You are correct but the rule is more complex to make it really work as expected. If you define your navigation property virtual
EF will at runtime create a new class (dynamic proxy) derived from your Brand
class and use it instead. This new dynamically created class contains logic to load navigation property when accessed for the first time. This feature is called lazy loading (or better transparent lazy loading).
What rules must be meet to make this work:
- All navigation properties in class must be
virtual
- Dynamic proxy creation must not be disabled (
context.Configuration.ProxyCreationEnabled
). It is enabled by default.
- Lazy loading must not be disabled (
context.Configuration.LazyLoadingEnabled
). It is enabled by default.
- Entity must be attached (default if you load entity from the database) to context and context must not be disposed = lazy loading works only within scope of living context used to load it from database (or where proxied entity was attached)
The opposite of lazy loading is called eager loading and that is what Include
does. If you use Include
your navigation property is loaded together with main entity.
Usage of lazy loading and eager loading depends on your needs and also on performance. Include
loads all data in single database query but it can result in huge data set when using a lot of includes or loading a lot of entities. If you are sure that you will need Brand
and all Products
for processing you should use eager loading.
Lazy loading is in turn used if you are not sure which navigation property you will need. For example if you load 100 brands but you will need to access only products from one brand it is not needed to load products for all brands in initial query. The disadvantage of the lazy loading is separate query (database roundtrip) for each navigation property => if you load 100 brands without include and you will access Products
property in each Brand
instance your code will generate another 100 queries to populate these navigation properties = eager loading would use just singe query but lazy loading used 101 queries (it is called N + 1 problem).

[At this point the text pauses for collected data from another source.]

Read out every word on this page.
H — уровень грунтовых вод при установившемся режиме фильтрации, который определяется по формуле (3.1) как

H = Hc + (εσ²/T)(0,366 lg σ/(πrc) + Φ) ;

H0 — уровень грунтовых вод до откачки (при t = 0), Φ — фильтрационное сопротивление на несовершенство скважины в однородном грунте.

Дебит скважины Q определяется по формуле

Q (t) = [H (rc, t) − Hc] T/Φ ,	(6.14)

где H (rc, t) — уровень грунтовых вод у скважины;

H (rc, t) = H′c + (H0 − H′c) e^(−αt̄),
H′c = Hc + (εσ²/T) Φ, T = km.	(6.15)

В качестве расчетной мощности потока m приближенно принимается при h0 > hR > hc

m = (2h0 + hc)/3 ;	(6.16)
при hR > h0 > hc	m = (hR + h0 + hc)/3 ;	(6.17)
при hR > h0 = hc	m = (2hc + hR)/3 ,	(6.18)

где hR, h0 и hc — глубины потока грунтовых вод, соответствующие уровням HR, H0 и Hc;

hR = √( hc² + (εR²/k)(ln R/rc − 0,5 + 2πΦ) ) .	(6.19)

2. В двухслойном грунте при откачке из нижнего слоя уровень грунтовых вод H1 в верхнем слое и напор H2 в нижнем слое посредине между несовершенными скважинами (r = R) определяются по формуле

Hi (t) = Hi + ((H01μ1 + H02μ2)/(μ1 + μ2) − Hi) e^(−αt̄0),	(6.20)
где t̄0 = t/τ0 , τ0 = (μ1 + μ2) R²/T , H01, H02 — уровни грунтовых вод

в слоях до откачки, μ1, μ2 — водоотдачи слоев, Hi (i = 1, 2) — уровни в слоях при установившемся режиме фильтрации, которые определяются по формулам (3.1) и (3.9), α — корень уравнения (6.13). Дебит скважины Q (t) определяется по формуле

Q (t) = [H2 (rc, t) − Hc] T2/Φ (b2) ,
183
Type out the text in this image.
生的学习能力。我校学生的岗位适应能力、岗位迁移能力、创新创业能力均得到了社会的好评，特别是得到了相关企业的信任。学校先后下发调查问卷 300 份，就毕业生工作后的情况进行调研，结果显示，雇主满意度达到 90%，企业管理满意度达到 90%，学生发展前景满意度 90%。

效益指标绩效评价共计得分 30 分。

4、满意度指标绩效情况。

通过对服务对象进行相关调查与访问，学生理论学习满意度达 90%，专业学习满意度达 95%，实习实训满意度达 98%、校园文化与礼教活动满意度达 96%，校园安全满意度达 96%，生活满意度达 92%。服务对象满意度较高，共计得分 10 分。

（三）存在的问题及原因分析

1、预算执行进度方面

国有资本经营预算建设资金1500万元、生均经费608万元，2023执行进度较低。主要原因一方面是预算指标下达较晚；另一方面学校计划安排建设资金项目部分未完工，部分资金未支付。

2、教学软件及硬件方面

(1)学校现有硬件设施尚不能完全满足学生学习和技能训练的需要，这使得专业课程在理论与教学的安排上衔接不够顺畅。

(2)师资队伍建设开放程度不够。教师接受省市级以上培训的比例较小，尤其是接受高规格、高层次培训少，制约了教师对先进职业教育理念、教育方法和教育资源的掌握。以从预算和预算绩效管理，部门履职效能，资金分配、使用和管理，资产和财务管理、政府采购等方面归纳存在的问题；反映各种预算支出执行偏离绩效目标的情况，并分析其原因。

In more complex scenarios you can find that neither of these strategies perform as you need and you can use either third strategy called explicit loading or separate queries to load brands and than products for all brands you need.
Explicit loading has similar disadvantages as lazy loading but you must trigger it manually:
context.Entry(brand).Collection(b => b.Products).Load();
The main advantages for explicit loading is ability to filter relation. You can use Query()
before Load()
and use any filtering or even eager loading of nested relations.